Could it ever happen again? That’s one of the burning questions about the Great Fire of Chicago since it devastated the city 150 years ago, and it’s sure to be top of mind for children who visit the sweeping new exhibit at the Chicago History Museum.
“Could it happen here today? No,” says Larry Langford, director of media affairs for the Chicago Fire Department. “Our department is innovative and leads the way, and the rest of the world has pretty much followed. We stay on the front edge.”
The fire that began on Oct. 8, 1871, had several things in its favor, Langford says. First, dispatch was given the wrong location of the barn where it broke out so firefighters lost valuable time in responding. “Chicago has one of the best dispatch systems in the world now, so there would be no delay,” Langford says. “Our typical response time to a fire is under four minutes. Today, a fire would not get a head start like it did back then.”
The city had also been weathering an extremely hot period and many smaller fires had worn out both firefighters and their equipment. “Today we have a lot more redundancy with equipment and firefighters. After a fireman goes off a shift, he can go home, sleep and come back refreshed,” Langford says.
On the other hand …
But, as the expression goes, after the fire the fire still burns. This is particularly true when it comes to social and racial equity and justice in the city, says Museum Curator Julius Jones.
“One of the interesting things that our exhibit explores is the way the fire didn’t particularly change the city,” he says. “While skyscrapers emerged in the 1880s as Chicago continued to grow and we saw an increase in professionalism in the fire department and more investment in firefighting technologies, instead of building a better city, the city committed itself to rebuilding as close as possible as before the fire happened.”

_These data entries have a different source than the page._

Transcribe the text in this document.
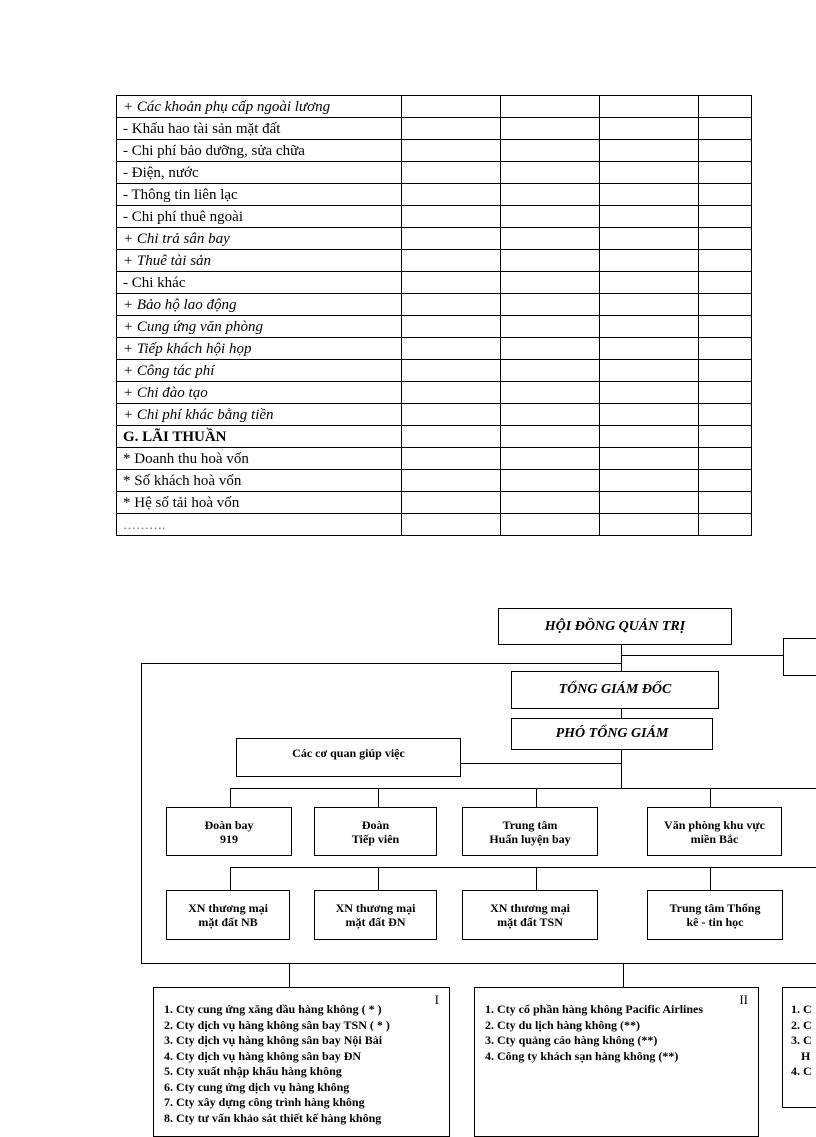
+ Các khoản phụ cấp ngoài lương				
- Khấu hao tài sản mặt đất				
- Chi phí bảo dưỡng, sửa chữa				
- Điện, nước				
- Thông tin liên lạc				
- Chi phí thuê ngoài				
+ Chi trả sân bay				
+ Thuê tài sản				
- Chi khác				
+ Bảo hộ lao động				
+ Cung ứng văn phòng				
+ Tiếp khách hội họp				
+ Công tác phí				
+ Chi đào tạo				
+ Chi phí khác bằng tiền				
G. LÃI THUẦN				
* Doanh thu hoà vốn				
* Số khách hoà vốn				
* Hệ số tải hoà vốn				
……….				
HỘI ĐỒNG QUẢN TRỊ
TỔNG GIÁM ĐỐC
PHÓ TỔNG GIÁM
Các cơ quan giúp việc
Đoàn bay
919
Đoàn
Tiếp viên
Trung tâm
Huấn luyện bay
Văn phòng khu vực
miền Bắc
XN thương mại
mặt đất NB
XN thương mại
mặt đất ĐN
XN thương mại
mặt đất TSN
Trung tâm Thống
kê - tin học
I
1. Cty cung ứng xăng dầu hàng không ( * )
2. Cty dịch vụ hàng không sân bay TSN ( * )
3. Cty dịch vụ hàng không sân bay Nội Bài
4. Cty dịch vụ hàng không sân bay ĐN
5. Cty xuất nhập khẩu hàng không
6. Cty cung ứng dịch vụ hàng không
7. Cty xây dựng công trình hàng không
8. Cty tư vấn khảo sát thiết kế hàng không
II
1. Cty cổ phần hàng không Pacific Airlines
2. Cty du lịch hàng không (**)
3. Cty quảng cáo hàng không (**)
4. Công ty khách sạn hàng không (**)
1. C
2. C
3. C
H
4. C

That, Jones says, meant a huge missed opportunity to tackle issues of race and ethnicity inequality.
“Instead of trying to address some of those tensions, we see how some of those prejudices and biases informed how the city recovered. And that has led to those issues really smoldering long after the fire had been put out. And I use that word ‘smoldering’ on purpose, based on the book Smoldering City by Karen Sawislak.”
He continues, “You have a city that before the disaster is unequal and unequitable and has tension. Do you use the efforts of recovery to recreate that status quo or use it to create a more equitable society? The lesson here is that they recreated the status quo.”
Major advances
While that may be true from a socio-economic standpoint, it’s hardly the case at the Chicago Fire Department. Langford ticks off the impressive statistics: 5,000 employees, 96 firehouses and 750,000 calls a year between fires and EMS.
“Each fire has a minimum of two engines responding,” he says. “Some engines can deliver more than 1,000 gallons a minute, and most can do 700 gallons a minute. And even if we were hit with something super, we could call for help from our suburban neighbors under MABIS, the Mutual Aid Box Alarm System.”
Furthermore, he notes, “Building codes have changed quite a bit. We don’t have wooden sidewalks anymore and a lot of construction is brick and mortar. The neighborhoods with frame houses have better building codes, and downtown structures are fire resistant.”
Though it does not whitewash the city’s lack of social foresight in rebuilding, Jones says the exhibit also points no fingers.
“We are not making a backward-looking moral judgement, not saying anyone did anything wrong in 1871,” he says. “We are making that argument that we could do things differently in 2021. That is a lesson the fire can teach us.”